Everyone grabs at a slice of the apple pie
The film has had amazing exposure for a little movie made for $65,000 (spare change compared to most movie budgets, and funded completely by Morgan himself). Even before the movie was released, a man in Reykjavík began eating only BooztBar products for 30 days, having been sponsored by the company to do so. “People with their agendas always jump on,” Morgan says with the most sarcastic tone I’ve heard yet, but he speaks in that assured way that makes what he’s saying seem like the most obvious thing in the world. “There are people doing that all over the place, probably 50 of them in America, in Holland, here…everybody has their own agenda and the last thing I’m gonna do is say that I support BooztBar or something.”
Yep, everyone always has their own agenda. We talk about the metaphorical guy who hears about Super Size Me while in a drive-thru and thinks, “I should have done that when I thought of it a year ago!” Morgan’s impression of this guy involves a flat-handed slap to his own forehead. We make the thwarted expression of the guy who had “eat only McDs” on his list right next to “invent hydroelectric phone” and a million other things. There’s always that person with endless big ideas who says ‘I thought of that before someone else did’ and ‘I should have acted on that back when I thought of it.’

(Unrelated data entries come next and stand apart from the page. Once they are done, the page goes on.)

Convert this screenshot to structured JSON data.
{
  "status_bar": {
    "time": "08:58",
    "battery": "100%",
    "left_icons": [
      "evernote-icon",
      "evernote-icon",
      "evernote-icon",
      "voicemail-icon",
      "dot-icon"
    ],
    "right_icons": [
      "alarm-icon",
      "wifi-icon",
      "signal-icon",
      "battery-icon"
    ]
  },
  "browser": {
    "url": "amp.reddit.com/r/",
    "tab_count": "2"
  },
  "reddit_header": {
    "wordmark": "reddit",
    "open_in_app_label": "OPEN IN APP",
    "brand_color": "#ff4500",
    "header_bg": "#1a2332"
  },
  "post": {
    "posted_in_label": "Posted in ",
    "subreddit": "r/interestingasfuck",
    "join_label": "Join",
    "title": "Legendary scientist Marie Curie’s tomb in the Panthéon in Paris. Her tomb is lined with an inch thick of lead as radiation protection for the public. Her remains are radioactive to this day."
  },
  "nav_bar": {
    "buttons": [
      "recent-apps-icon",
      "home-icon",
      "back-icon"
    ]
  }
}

But Morgan is big into such ideas, since that’s what Super Size Me was: an idea he had while sitting on the sofa, watching the news story of two obese American girls who were suing McDonalds for serving them such monstrous food. And acting on random, inspired ideas is, after all, the purest form of the American dream.
“Yeah, this is one reason why I love America. People have started grouping me with Michael Moore, saying that we are both making these anti-American films. But that’s not the goal of this movie at all. Documentary has become the last great medium of free expression, and our First Amendment right to express these kinds of things.”
The notion of the American dream, though frequently referenced in satirical ways in social/political films, really is the foundation of Morgan’s success with the film. The prevalence of this film is confirmation that one person can have a massive effect on such an overwhelming force as the fast food industry. And it seems that with the pursuit of the American dream, shock value doesn’t have to be left out. “I do hope it inspires people who have big ideas like that…and they see that it’s possible to run out there, follow through with it. I hope it affects that guy in the drive-thru who said ‘I thought of that too!’ I hope it empowers him.”
Selling indie america to iceland
Later in the evening I watch Morgan being interviewed on the news, wearing the special shirt. He´s lot more polished and smiley that he was before. I have to remember that this film really has brought a new kind of attention to these matters, and sure he should be proud.
At the opening of the film at Háskólabíó that evening, Morgan answers some questions, merging in his answers from the news. He pulls his girlfriend up on stage and says “Our sex life is back to normal, thank you!”